No, you're not required to have a position from the outset. It's true that this thread can get "passionate". Some of that is simply because this is volume 9 and well, many of us have gone through all of this multiple times already, so it feels like we're having to start all over again for no good reason. This is exacerbated by the fact that a few regular posters who have definitely been through these discussions keep trying to fringe reset the whole thing and it's exhausting. I know it's a lot to read through, but it might be worthwhile for you to go skim through the prior volumes. They contain some very good information, from people on both sides of this discussion.

And to be brutally honest, some of my frustration is due to having been repeatedly told - by males - that this isn't that big of a deal, and that females are just overreacting.
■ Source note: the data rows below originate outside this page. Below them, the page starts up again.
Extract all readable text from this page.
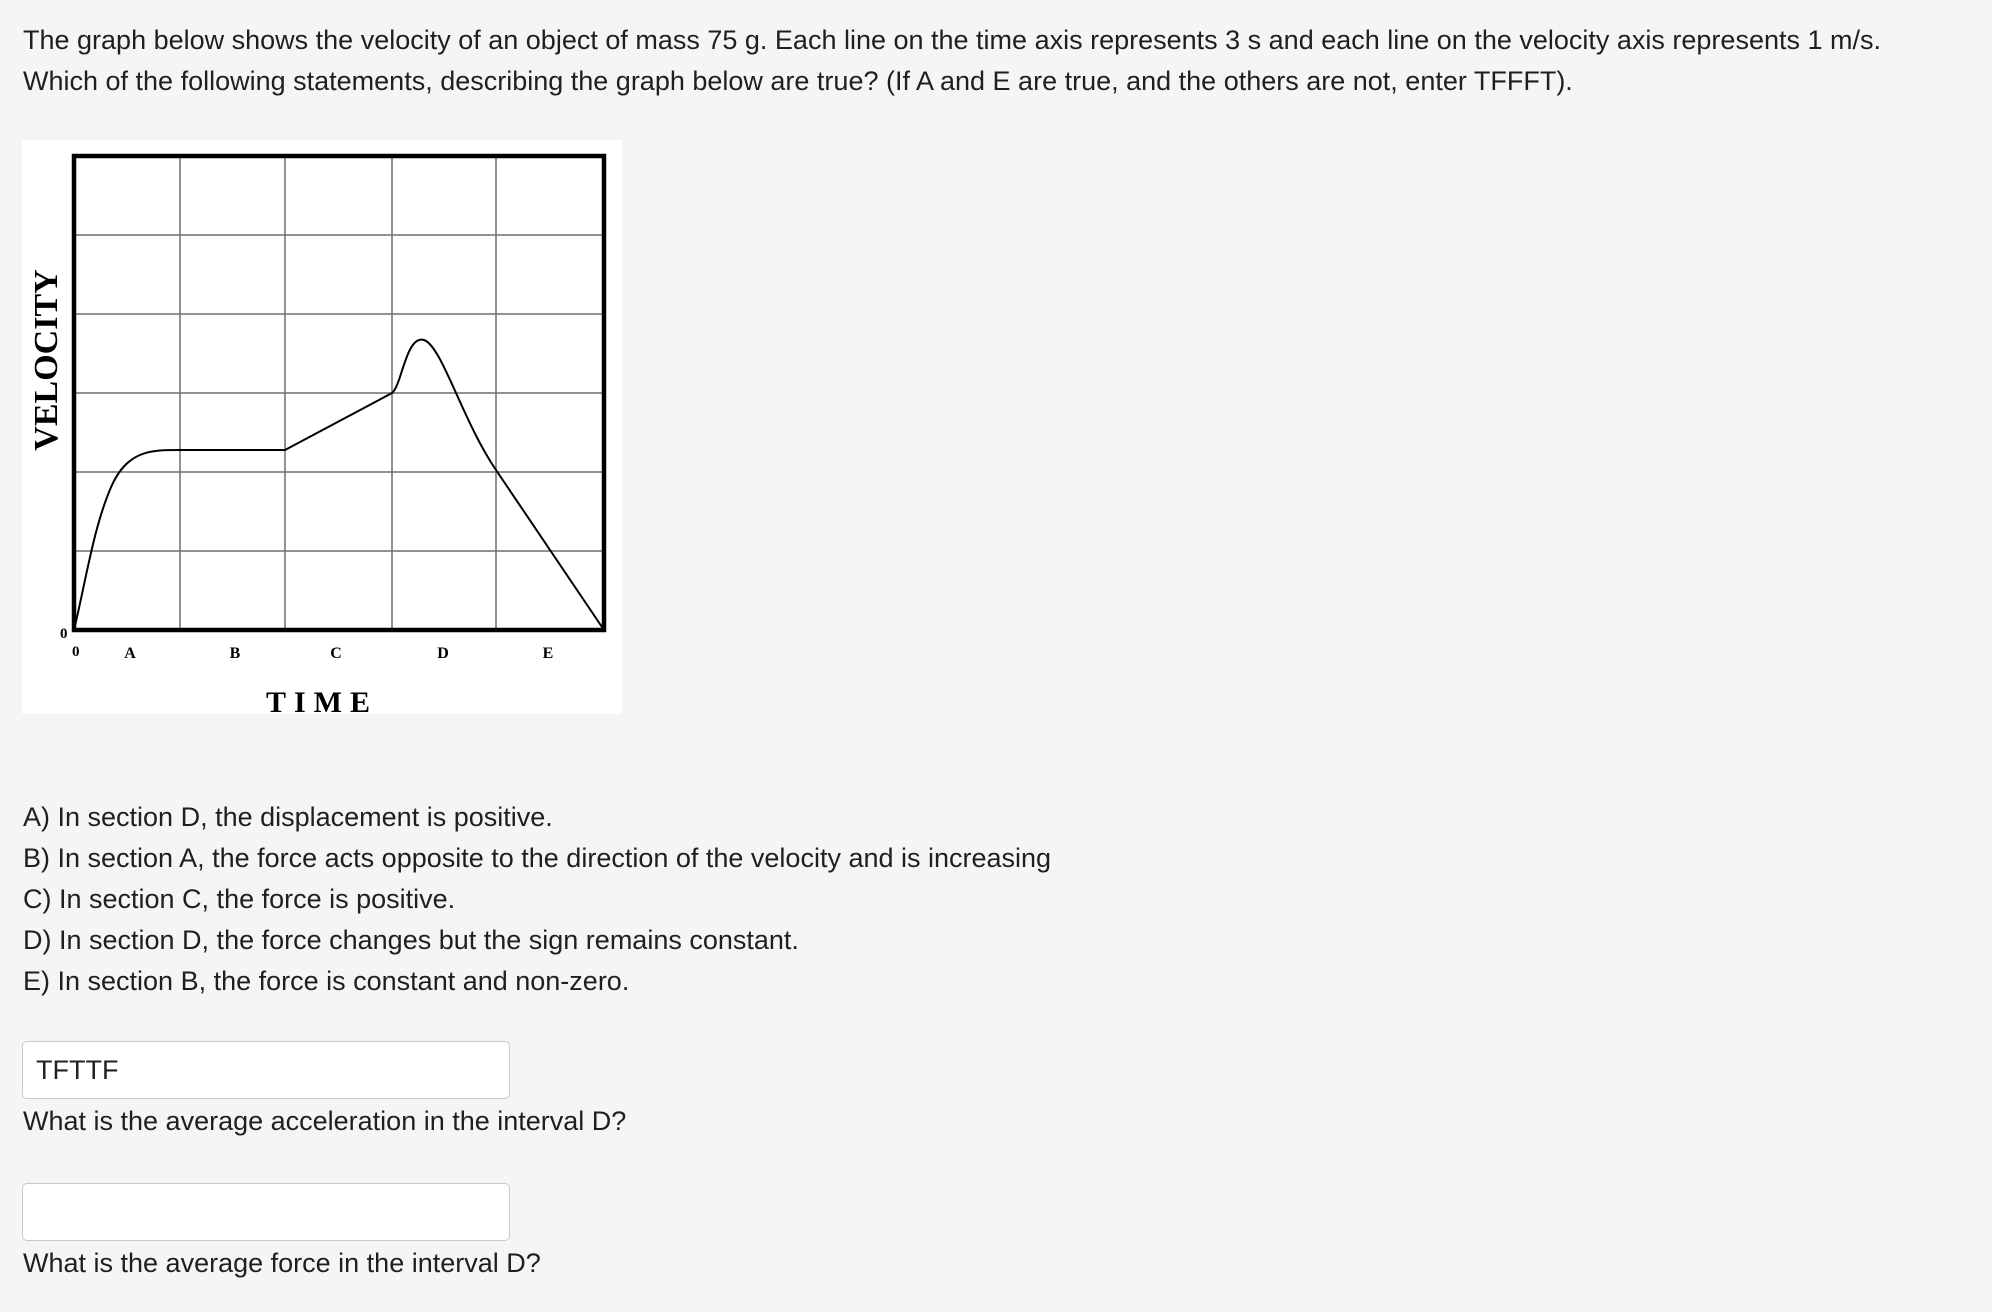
The graph below shows the velocity of an object of mass 75 g. Each line on the time axis represents 3 s and each line on the velocity axis represents 1 m/s.
Which of the following statements, describing the graph below are true? (If A and E are true, and the others are not, enter TFFFT).

VELOCITY
0
0	A	B	C	D	E
TIME
A) In section D, the displacement is positive.
B) In section A, the force acts opposite to the direction of the velocity and is increasing
C) In section C, the force is positive.
D) In section D, the force changes but the sign remains constant.
E) In section B, the force is constant and non-zero.
TFTTF

What is the average acceleration in the interval D?

What is the average force in the interval D?
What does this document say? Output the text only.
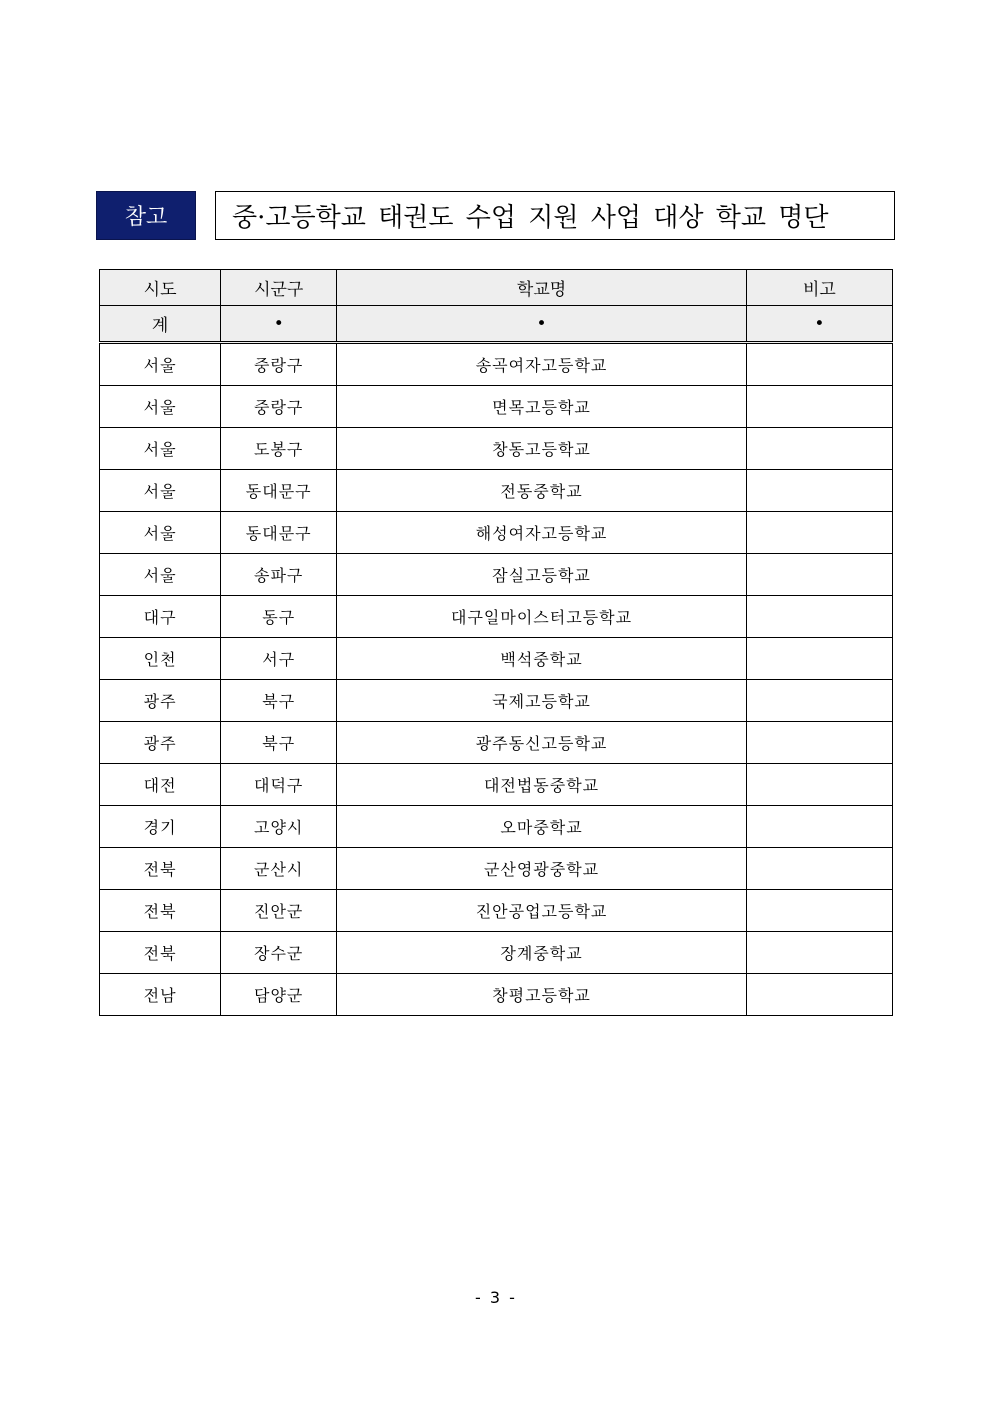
참고	중·고등학교 태권도 수업 지원 사업 대상 학교 명단
시도	시군구	학교명	비고
계	•	•	•
서울	중랑구	송곡여자고등학교	
서울	중랑구	면목고등학교	
서울	도봉구	창동고등학교	
서울	동대문구	전동중학교	
서울	동대문구	해성여자고등학교	
서울	송파구	잠실고등학교	
대구	동구	대구일마이스터고등학교	
인천	서구	백석중학교	
광주	북구	국제고등학교	
광주	북구	광주동신고등학교	
대전	대덕구	대전법동중학교	
경기	고양시	오마중학교	
전북	군산시	군산영광중학교	
전북	진안군	진안공업고등학교	
전북	장수군	장계중학교	
전남	담양군	창평고등학교	
- 3 -
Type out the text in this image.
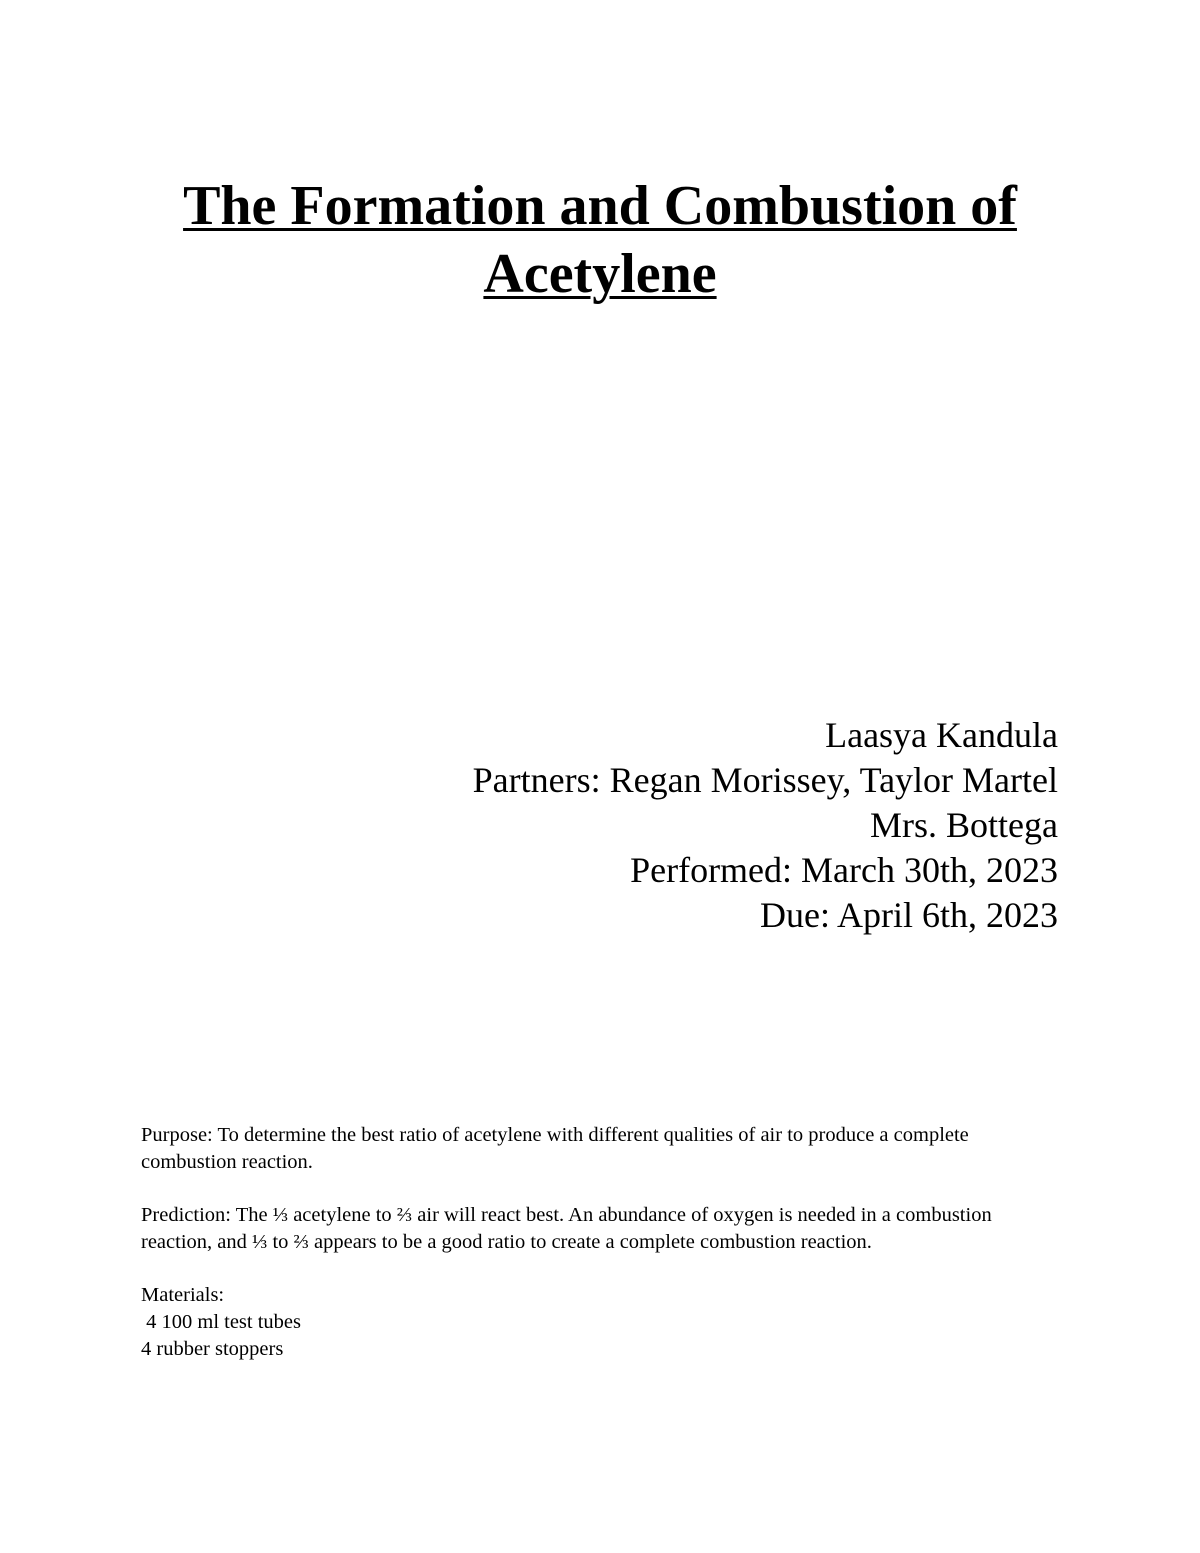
The Formation and Combustion of
Acetylene
Laasya Kandula
Partners: Regan Morissey, Taylor Martel
Mrs. Bottega
Performed: March 30th, 2023
Due: April 6th, 2023

Purpose: To determine the best ratio of acetylene with different qualities of air to produce a complete combustion reaction.

Prediction: The ⅓ acetylene to ⅔ air will react best. An abundance of oxygen is needed in a combustion reaction, and ⅓ to ⅔ appears to be a good ratio to create a complete combustion reaction.

Materials:

4 100 ml test tubes
4 rubber stoppers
I can't tell you how many times in this thread the message has essentially been "males know better than you, you silly little female, so just shoosh and let us tell you what to do". Not in exactly those words, but sometimes not that far off. I'm tired of being told that the concerns of females don't matter, and that we're evil bigoted fascist nazi-adjacent transphobes if we object to having penises in our showers without our express consent. Sometimes, I'm just not in the mood to have to "be kind" to another male who seems to think it's not a big deal for me.

Females are conditioned to "be kind", and to sublimate our own needs to support the feelings of males. It sucks for males right now, but many of us are completely fed up with it, and being kind doesn't work for us.
__________________
The distance between the linguistic dehumanization of a people and their actual suppression and extermination is not great; it is but a small step. - Haig Bosmajian

Last edited by Emily's Cat; 15th June 2022 at 03:00 PM.